CL : Oui, je pense. J’ai d’abord eu un parcours très académique et classique : classe préparatoire littéraire, École normale supérieure, puis la philosophie. Je travaillais alors surtout sur des questions de morale, d’éthique et de philosophie politique, c’était vraiment ce qui m’intéressait.
Mais je n’ai pas tant dévié de trajectoire que cela, parce que le cinéma était aussi quelque chose qui m’habitait depuis longtemps, sans que j’ose en faire un métier, pour diverses raisons. Lorsque j’ai finalement franchi le pas en passant le concours de la Fémis, ce que j’ai commencé à écrire est resté profondément nourri par des questionnements qui m’accompagnaient déjà en philosophie : le vivre-ensemble, le bien et le mal, des interrogations très existentielles.

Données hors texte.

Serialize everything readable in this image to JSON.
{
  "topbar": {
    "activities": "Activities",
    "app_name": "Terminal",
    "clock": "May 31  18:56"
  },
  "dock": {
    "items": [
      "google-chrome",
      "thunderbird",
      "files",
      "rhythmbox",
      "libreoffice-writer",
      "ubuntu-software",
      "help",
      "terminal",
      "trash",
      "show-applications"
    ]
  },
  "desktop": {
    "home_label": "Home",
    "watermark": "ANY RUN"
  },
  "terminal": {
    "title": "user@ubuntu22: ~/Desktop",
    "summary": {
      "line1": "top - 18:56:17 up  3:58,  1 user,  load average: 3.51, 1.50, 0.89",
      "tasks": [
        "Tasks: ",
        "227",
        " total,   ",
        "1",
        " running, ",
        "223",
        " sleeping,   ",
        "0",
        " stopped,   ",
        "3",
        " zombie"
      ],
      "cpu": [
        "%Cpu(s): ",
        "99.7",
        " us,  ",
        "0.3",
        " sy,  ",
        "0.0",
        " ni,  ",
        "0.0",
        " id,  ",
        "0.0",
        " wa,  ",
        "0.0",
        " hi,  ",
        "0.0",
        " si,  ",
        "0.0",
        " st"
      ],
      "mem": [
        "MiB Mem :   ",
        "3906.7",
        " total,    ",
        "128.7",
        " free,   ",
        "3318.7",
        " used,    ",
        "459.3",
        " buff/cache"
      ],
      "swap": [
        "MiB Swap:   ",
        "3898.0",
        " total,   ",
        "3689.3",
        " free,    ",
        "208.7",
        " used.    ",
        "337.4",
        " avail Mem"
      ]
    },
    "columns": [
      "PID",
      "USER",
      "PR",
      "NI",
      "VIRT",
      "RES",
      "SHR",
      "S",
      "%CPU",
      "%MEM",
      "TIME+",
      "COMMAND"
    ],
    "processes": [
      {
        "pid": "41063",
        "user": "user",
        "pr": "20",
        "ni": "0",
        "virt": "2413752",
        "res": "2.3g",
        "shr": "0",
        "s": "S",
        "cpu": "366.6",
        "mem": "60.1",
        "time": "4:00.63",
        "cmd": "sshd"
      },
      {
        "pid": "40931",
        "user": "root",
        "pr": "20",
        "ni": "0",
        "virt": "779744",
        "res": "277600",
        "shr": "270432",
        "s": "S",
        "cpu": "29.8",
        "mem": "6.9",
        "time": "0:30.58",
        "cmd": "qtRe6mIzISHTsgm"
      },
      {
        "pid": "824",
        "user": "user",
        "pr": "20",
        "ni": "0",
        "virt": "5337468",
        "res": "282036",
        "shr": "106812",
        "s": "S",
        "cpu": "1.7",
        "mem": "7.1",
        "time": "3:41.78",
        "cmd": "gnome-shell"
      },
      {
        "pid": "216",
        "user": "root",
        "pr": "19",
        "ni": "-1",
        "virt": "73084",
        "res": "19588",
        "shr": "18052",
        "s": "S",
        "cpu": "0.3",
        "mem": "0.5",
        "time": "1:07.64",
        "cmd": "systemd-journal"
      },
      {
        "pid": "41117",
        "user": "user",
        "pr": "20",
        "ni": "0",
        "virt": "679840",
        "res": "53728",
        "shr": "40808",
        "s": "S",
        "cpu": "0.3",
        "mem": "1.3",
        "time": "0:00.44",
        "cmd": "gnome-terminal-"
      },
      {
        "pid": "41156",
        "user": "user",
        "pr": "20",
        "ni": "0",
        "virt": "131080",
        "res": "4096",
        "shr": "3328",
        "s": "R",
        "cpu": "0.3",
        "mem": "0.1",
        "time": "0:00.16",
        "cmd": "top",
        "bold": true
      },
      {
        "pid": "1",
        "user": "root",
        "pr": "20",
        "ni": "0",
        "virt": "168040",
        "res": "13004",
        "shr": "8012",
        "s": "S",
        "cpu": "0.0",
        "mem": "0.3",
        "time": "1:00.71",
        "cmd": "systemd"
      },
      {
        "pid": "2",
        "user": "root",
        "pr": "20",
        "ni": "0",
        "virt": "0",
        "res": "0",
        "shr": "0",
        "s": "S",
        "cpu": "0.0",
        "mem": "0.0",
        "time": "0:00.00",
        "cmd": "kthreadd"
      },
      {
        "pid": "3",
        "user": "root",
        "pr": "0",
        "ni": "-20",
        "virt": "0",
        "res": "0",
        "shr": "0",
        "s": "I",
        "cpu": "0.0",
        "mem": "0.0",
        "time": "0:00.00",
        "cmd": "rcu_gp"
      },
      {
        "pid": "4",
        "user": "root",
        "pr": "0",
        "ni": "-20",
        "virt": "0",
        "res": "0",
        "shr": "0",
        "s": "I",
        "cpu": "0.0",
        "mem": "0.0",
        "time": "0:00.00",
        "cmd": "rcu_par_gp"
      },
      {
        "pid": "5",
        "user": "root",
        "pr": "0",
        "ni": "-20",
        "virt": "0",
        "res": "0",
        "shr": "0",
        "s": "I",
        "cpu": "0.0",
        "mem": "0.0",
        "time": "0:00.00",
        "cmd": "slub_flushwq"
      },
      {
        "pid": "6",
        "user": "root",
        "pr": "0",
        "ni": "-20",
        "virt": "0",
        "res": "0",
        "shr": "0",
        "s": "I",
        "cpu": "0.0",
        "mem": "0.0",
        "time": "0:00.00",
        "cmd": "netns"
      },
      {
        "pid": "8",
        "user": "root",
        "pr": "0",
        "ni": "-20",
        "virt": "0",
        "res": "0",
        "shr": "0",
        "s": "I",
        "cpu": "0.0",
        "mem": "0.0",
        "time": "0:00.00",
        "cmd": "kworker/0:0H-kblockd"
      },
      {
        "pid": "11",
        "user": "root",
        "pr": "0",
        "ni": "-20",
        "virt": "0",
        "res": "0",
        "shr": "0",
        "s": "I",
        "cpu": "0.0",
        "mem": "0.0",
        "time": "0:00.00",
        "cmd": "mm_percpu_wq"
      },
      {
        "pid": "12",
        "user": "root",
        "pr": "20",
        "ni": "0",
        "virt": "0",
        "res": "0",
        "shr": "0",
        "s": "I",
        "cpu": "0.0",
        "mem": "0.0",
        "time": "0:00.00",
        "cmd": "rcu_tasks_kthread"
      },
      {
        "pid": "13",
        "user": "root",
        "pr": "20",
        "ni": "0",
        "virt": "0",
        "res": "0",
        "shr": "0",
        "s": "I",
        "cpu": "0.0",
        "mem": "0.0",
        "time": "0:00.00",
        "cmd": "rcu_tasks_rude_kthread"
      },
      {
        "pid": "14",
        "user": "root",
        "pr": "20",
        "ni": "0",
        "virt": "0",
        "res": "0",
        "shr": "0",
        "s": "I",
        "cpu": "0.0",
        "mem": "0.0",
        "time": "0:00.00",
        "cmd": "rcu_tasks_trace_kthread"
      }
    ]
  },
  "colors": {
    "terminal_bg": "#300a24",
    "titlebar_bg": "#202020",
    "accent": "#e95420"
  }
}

Aujourd’hui encore, la philosophie continue d’irriguer ce que je fais, ce que j’écris.
Selon Joy est votre premier long-métrage. À quel moment ce projet s’est-il imposé à vous comme une nécessité, presque comme une évidence à filmer ?
Tout est vraiment parti du personnage de Joy. Il y a cette question de la grâce qui m’habite depuis longtemps, qui m’obsède presque, pour des raisons à la fois intellectuelles et presque psychanalytiques. C’est une thématique qui m’a toujours hantée, notamment lorsque j’ai commencé à l’explorer plus frontalement en découvrant Pascal.
Je me suis alors rendu compte que beaucoup de personnages de cinéma qui m’avaient profondément marquée étaient, d’une manière ou d’une autre, touchés par la grâce. Je pense en particulier aux héroïnes de Lars von Trier : Emily Watson dans Breaking the Waves, Charlotte Gainsbourg dans Nymphomaniac, mais aussi, évidemment, aux héroïnes de Bresson. Cette figure de l’héroïne debout contre vents et marées, habitée par quelque chose de plus fort qu’elle, par une forme de transcendance, m’attirait profondément. Je sentais une parenté intime avec ce type de personnage.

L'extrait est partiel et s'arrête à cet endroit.